Likim is a PhD candidate at the ANU College of Law, Australian National University, where she has taught in the areas of legal theory, critical legal theory and human rights law. Her research is supported by the Australian Government Research Training Program. She obtained a Masters in International and Comparative Law at the University of Helsinki where her thesis was accepted with Exceptional Praise (2013). During her PhD studies, she was awarded a visiting fellowship with a mobility grant scholarship to the Human Rights Institute of Åbo Akademi University, Finland. Prior to commencing at the Australian National University, Likim worked as a Judge's Associate at the Federal Circuit Court of Australia assisting Judge Street and Judge Driver to judicially review protection visa matters. She has worked also as a legal intern at the International Criminal Tribunal for Rwanda in Tanzania and the Special Tribunal for Lebanon in The Hague. Her primary research area focuses on critical legal theory approaches to refugee law particularly the heightened security focus on the asylum procedure, issues of sovereignty, rule of law and biopolitics. Her PhD topic looks at the intersection between refugee law and international criminal law namely the exclusion clause of the Refugee Convention.
Dr Lorenzo Cotula
Dr Cotula is a principal researcher in law and sustainable development at the International Institute for Environment and Development (IIED), where he leads the Legal Tools Team. He leads research, capacity and policy work on issues at the interface between law and international development, with a focus on the law governing natural resource rights and investments in low and middle-income countries. He has published widely on land and natural resource rights, investment law and human rights.
Dr Jeremmy Okonjo
Jeremmy is currently a Visiting/Honorary Research Fellow at the Centre for Law, Regulation and Governance of the Global Economy (GLOBE), Warwick Law School. He is a Lecturer of Law at Kent Law School, University of Kent, where he has taught Public Law, Contract Law, and other foundational law modules, since 2014. Jeremmy has a PhD in Law from Kent Law School, an LLM degree from University College London (UCL), and LLM and LLB degrees from University of Nairobi. Prior to joining Kent Law School, Jeremmy practiced law in Nairobi, Kenya, where he engaged in constitutional law, human rights, and election law litigation, in addition to transactional work in banking and Finance law, and corporate and commercial law. He also worked with other national, regional and international capital markets stakeholders in promoting the establishment of a commodities and derivatives market in Kenya and the East African region. He has consequently been invited to speaking engagements under the auspices of the securities markets’ World Exchange Congress. Jeremmy is an Associate Fellow of the Higher Education Academy, a member of the UK Constitutional Law Association, and a member of the Law Society of Kenya.

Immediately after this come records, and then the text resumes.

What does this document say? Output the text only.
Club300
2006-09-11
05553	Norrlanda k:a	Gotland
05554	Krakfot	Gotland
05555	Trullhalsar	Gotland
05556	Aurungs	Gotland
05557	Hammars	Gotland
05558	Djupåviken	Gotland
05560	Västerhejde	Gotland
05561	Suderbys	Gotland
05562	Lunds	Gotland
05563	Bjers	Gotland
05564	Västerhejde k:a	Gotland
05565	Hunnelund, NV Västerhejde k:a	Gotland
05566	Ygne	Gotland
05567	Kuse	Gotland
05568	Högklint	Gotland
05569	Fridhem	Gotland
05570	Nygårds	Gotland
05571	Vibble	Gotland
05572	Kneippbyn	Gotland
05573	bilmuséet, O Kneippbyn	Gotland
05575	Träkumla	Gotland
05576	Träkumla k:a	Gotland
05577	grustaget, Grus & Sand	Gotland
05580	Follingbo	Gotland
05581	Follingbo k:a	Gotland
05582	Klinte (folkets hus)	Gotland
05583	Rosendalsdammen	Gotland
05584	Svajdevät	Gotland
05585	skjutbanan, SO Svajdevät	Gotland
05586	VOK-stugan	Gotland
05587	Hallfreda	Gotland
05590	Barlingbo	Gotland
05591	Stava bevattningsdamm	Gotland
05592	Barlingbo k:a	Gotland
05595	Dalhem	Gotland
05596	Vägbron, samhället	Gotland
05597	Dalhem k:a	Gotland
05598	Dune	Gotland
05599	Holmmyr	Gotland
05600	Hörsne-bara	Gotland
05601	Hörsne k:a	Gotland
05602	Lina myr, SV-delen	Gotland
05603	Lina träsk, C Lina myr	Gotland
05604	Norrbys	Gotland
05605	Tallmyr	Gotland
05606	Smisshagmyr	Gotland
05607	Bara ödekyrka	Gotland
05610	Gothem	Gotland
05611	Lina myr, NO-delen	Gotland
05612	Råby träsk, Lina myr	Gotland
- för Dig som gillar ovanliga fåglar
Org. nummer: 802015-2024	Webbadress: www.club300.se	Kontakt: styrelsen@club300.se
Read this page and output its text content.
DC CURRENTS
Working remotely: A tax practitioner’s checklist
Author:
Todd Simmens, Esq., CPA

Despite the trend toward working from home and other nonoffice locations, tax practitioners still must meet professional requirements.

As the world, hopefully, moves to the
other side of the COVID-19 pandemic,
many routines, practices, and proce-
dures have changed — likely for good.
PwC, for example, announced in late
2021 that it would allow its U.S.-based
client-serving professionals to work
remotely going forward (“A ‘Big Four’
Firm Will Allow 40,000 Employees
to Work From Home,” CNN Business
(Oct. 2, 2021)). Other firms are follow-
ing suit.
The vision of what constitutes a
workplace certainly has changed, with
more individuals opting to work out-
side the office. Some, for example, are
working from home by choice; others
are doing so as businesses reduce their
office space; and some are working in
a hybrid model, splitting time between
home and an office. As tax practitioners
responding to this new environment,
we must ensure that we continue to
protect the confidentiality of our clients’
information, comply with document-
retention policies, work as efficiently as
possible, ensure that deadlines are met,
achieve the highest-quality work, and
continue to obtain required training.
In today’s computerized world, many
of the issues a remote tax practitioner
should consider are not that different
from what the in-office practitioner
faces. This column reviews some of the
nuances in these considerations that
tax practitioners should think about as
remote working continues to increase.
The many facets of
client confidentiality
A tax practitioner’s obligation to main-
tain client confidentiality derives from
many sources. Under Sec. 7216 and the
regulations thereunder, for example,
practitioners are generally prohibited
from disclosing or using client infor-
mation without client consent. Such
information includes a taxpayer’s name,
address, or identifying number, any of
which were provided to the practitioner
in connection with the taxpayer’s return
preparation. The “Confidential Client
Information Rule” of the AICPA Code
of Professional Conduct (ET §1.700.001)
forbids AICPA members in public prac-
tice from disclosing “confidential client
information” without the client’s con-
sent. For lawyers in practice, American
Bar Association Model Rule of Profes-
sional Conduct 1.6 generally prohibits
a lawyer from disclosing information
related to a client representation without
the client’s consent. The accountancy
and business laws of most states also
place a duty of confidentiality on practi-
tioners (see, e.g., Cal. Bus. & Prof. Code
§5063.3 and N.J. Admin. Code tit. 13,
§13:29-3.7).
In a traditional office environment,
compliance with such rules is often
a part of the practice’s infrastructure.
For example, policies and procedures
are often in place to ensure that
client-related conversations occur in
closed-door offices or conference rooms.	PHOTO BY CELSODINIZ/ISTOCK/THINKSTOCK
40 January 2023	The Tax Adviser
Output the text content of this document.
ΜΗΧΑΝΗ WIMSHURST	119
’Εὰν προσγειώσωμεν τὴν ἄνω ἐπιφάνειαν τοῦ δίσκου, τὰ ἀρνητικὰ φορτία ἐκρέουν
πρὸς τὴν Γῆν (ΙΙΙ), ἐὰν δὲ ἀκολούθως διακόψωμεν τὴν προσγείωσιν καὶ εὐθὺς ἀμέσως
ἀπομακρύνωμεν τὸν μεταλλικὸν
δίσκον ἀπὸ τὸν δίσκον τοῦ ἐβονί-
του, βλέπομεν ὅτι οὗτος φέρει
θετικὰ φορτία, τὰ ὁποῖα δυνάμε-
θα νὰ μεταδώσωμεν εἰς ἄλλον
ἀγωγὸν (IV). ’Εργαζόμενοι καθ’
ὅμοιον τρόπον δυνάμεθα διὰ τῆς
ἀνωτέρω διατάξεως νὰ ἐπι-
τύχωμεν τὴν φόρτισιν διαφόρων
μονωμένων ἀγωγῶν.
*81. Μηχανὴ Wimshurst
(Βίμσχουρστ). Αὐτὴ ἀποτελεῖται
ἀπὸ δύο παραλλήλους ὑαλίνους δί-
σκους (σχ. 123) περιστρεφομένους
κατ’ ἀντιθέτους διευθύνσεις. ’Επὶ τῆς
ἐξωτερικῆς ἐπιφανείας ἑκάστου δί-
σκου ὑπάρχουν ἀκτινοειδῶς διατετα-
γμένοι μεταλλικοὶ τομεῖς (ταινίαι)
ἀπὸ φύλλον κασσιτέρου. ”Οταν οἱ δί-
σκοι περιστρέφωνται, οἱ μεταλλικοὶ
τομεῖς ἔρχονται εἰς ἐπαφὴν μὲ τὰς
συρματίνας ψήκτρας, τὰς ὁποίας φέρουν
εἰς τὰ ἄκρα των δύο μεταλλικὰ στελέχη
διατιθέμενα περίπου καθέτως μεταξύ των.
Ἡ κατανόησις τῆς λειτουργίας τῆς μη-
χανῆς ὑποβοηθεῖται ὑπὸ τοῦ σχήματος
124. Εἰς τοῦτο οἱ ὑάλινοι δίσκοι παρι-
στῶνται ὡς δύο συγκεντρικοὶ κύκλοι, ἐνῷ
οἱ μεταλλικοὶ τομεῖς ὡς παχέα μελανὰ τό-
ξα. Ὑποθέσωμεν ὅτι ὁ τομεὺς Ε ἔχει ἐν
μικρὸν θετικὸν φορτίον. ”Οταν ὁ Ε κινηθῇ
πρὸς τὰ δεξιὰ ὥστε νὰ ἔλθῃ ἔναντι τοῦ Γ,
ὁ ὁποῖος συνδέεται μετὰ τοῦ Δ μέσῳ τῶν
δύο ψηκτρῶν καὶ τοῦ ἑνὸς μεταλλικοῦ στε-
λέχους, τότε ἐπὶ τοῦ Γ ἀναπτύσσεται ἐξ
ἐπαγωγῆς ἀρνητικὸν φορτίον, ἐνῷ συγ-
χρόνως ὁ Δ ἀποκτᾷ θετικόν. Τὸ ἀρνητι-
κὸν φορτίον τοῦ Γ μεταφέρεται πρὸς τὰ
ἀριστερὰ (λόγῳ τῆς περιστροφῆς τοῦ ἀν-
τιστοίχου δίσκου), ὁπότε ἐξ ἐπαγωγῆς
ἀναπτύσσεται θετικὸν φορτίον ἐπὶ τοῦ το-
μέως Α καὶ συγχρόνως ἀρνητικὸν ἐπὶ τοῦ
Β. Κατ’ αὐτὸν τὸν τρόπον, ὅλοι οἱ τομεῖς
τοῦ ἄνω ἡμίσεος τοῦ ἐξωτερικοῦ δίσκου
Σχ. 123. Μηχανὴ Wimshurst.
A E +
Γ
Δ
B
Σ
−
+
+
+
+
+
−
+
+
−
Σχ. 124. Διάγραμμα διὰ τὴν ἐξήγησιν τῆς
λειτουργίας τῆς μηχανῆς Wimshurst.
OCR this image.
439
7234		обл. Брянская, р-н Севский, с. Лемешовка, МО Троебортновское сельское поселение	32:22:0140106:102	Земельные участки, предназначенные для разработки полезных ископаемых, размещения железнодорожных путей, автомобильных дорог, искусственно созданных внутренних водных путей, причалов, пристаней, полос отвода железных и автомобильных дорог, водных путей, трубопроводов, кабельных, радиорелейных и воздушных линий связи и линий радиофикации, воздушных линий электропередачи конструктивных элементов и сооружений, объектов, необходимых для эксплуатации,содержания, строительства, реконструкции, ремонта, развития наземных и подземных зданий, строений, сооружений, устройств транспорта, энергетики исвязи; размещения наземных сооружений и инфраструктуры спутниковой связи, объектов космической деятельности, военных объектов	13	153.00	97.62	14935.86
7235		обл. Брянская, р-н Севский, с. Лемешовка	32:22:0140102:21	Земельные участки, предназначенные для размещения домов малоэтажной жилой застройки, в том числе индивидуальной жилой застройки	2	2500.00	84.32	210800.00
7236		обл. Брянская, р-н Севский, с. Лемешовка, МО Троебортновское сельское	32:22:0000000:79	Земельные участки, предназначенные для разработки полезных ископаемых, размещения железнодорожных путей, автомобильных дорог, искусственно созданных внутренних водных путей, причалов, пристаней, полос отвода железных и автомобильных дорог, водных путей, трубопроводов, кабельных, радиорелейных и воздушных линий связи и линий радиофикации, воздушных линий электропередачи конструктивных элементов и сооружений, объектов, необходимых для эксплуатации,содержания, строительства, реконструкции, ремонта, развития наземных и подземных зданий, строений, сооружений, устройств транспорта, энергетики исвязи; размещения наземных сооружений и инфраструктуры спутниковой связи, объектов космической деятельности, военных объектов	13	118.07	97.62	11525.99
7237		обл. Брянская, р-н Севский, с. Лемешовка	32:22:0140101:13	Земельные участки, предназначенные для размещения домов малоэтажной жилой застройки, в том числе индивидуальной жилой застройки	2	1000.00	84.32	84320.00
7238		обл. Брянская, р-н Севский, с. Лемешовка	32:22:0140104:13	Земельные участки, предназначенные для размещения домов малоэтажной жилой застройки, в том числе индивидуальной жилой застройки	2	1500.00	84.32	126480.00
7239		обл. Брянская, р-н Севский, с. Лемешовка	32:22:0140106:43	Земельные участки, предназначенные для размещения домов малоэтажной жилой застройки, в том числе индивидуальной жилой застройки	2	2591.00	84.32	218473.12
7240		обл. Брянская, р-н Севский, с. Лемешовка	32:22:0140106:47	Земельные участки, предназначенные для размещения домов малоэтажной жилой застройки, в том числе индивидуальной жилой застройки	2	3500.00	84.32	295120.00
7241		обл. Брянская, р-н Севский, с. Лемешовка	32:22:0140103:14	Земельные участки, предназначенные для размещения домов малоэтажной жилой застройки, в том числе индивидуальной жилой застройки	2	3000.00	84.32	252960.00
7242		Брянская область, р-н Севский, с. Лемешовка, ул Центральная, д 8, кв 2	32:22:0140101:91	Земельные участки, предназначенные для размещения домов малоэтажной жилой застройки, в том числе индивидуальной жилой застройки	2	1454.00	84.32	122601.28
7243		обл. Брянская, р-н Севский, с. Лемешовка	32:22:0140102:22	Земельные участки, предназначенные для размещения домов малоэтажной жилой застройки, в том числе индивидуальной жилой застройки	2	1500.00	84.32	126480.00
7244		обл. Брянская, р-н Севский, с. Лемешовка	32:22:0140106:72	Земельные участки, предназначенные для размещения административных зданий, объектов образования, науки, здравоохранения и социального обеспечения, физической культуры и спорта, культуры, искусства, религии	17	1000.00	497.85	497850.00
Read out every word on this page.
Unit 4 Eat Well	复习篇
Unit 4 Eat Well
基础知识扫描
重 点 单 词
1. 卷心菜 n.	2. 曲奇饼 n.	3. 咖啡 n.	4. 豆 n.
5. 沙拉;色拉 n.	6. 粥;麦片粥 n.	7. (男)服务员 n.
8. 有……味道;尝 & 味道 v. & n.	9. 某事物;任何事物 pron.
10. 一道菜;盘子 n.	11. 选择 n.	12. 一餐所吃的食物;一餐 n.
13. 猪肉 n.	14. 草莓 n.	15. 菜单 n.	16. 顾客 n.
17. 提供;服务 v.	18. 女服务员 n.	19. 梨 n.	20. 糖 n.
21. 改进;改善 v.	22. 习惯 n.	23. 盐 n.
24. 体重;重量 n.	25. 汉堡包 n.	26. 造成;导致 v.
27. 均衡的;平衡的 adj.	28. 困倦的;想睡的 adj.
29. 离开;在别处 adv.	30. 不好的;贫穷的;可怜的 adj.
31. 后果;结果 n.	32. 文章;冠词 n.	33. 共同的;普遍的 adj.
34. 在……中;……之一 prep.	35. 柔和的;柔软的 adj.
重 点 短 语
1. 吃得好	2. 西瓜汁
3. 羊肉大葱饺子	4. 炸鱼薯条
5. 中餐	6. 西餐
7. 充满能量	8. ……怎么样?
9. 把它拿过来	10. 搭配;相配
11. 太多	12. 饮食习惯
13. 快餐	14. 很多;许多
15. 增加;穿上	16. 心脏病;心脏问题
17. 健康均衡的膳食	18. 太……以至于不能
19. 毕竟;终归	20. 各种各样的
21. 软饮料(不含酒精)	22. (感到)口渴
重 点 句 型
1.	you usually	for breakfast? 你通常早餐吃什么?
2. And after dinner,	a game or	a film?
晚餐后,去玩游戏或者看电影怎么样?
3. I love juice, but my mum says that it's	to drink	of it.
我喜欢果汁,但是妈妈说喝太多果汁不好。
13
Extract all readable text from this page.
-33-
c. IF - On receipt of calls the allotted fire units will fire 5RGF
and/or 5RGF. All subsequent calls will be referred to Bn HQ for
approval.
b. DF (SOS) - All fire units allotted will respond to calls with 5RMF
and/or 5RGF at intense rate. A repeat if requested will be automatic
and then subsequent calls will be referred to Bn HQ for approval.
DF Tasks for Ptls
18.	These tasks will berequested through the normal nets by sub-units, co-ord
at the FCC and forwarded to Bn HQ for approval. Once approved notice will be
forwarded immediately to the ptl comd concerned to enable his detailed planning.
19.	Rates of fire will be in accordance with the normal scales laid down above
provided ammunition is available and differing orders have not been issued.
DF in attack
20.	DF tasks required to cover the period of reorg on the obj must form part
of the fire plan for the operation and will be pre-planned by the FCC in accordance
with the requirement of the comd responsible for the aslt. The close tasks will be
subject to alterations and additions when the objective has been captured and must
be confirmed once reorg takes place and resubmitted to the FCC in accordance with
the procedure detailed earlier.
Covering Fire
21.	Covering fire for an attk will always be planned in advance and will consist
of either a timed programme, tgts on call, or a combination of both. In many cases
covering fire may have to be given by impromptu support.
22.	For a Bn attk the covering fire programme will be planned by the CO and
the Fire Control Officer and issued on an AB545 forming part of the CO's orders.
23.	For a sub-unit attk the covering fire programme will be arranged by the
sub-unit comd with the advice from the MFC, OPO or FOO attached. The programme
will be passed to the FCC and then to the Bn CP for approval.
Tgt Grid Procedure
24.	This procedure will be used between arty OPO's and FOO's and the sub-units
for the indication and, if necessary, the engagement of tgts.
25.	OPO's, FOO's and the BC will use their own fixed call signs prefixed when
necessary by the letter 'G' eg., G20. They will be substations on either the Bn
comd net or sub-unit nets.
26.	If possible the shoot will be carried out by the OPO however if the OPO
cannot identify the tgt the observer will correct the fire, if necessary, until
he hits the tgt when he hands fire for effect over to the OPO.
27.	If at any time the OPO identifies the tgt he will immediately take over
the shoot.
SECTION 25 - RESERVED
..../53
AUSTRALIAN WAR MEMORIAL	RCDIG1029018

Professor Stephanie de Moerloose
Stephanie de Moerloose is a Professor of International Development Cooperation at the Faculty of Law and of International Programmes at Austral University, Buenos Aires, Argentina. Stephanie is also a doctoral candidate at the Institute for Environmental Sciences, Faculty of Law, University of Geneva, Switzerland. Stephanie’s area of expertise is on international development finance and law, in particular relation to multilateral development banks.